Tuesday, July 31, 2007

More than one way to get a new kitchen

Turns out the solution to my obsession (see entry below) is to have the appliances recalled...one at a time.

I opened what turned out to be a love letter from GE yesterday, saying my
dishwasher had been recalled. They'll come out and fix it for free, or give me $150 toward a new one (or $300 for one of their fancy-pants models). I've never been so happy to find out that one of my appliances might catch on fire.

I ran to Lowe's at lunch today to check out the GE dishwashers. They only had two. I couldn't even open the door on one of them because a display sign was in front of it, bolted to the floor (kinda discourages one from purchasing that particular model). The other was nothing exciting.

What was exciting were the $998 Bosch dishwashers (mmm...stainless steel interior...). Costs more than my first two cars combined.

Now if I would just get a letter saying that my cabinets are about to explode...

Monday, July 9, 2007


So many bad things going on in the world—the war rages on and people keep dying, babies are falling out of windows, a heat wave grips much of the country, Bush gives the finger to the judicial system and the whole friggin’ country, the Reds are still in last place (or close to it; I don't really know)—and all I can think about is how badly I want a new kitchen. I am obsessed.
The previous owners of our house had trouble selling it because of the kitchen. Nobody wanted a house with such an outdated kitchen. Except, apparently, me (But in my defense, I wanted the house for the yard and was willing to overlook the kitchen. Until now).
The cabinets are original, 1977 dark, ugly (oak maybe?) doors with laminate exteriors and particleboard interiors. Many of the plastic clips holding up the bowing shelves are missing or broken (I tried to move a shelf the other day to accommodate my cookbooks to get them off the counter and managed to snap off two of the clips, rendering the shelf completely useless.). They are not only dark, but also stubby, rising up only as tall as the soffit (which I would love to remove and replace with 42” cabinets soaring all the way to the ceiling, but alas, there is plumbing and/or wiring in them and I’m not going to pay to have that all re-routed, despite the fact that, if anyone should have 42” cabinets it’s a 6’0” woman who can reach the top shelf without a step stool).

The floor is peel-and-stick vinyl in a “wood” parquet design. It’s bowed up in places where the dishwasher leaked.

The walls are painted not a terrible shade of green, but the paint job is very sloppy. A slightly different shade of green was used over patch jobs, and the patch jobs look like they were done by a 2-year-old. Clumps of patching material were slapped on the wall and not sanded very well.

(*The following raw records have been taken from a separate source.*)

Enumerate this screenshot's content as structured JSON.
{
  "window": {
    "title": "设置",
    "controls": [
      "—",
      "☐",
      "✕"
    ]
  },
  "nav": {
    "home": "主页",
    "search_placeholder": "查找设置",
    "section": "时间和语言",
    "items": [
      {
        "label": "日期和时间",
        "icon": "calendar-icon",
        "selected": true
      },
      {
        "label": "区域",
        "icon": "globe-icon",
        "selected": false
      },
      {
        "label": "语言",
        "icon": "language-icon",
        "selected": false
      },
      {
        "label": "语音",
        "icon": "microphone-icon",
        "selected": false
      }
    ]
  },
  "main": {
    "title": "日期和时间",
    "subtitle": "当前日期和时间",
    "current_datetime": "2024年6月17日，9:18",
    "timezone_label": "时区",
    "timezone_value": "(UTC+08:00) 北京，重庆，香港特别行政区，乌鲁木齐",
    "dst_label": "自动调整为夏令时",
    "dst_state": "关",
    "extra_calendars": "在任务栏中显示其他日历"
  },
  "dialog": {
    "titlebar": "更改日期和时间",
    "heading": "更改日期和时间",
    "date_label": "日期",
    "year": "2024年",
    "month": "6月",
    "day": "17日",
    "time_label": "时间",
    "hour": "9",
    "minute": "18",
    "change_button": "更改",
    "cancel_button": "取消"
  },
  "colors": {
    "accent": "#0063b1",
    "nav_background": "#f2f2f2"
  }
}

The appliances are okay, nothing terrible but nothing great either. White, circa 1990 or so. Except that the dishwasher has rusty racks and we’ve sunk a couple hundred dollars into it already due to a stuck food/overflow problem that was made worse by the repair (long story).
The counters are a gray laminate, also not terrible, although they are laminate. The sink is some kind of strange, hard plastic composite material, not like Corian, but more like what toys are made out of. The newer faucet was nice, until we pried the hot water label/cover off the handle while putting in or taking out the baby tub. It went in the garbage disposal and got ground down to nothing. The light fixtures are fairly new and l like them. Black wrought iron. The pantry is fine; not much we can do about it and although I would like a bigger one, it works. There is no backsplash, just drywall which is always getting wet from the faucet right in front of it.

I have never had a beautiful kitchen. All the rentals I’ve lived in over the years—ugh don’t get me started. I stayed out of those as much as possible. Then the first house we owned was built in 1947 and the kitchen had original everything—including floors (greenish linoleum with tiny indents all over it from a 1950s housewife’s pumps). We replaced those, and I painted the cabinets a cheerful apple green with darker green trim, cleaned up the original hardware, painted the walls a pale yellow, hung white eyelet curtains and it was charming.

No amount of paint or curtains is going to make my current kitchen charming. It’s a disaster and needs to be gutted. It’s not going to happen anytime soon, which is okay because it’s going to take me a while to figure out exactly what I want. Kitchen makeover shows and design magazines have become my porn. I drool over the stainless steel appliances, the pull-out shelving, the integrated sinks. I dream about 1" glass tiles, hardwood floors, a peninsula. I obsessively collect paint chips, mark pages in cabinet brochures, research design and installation companies. I lurk about the kitchen section of Lowe's, running my hands over the clean, smooth cabinets and sleek granite counters. I read page after page of cabinet manufacturers' Web sites, learning about materials and construction. Oh, that I, too, might one day know the pleasures of a new kitchen. It's good to have dreams.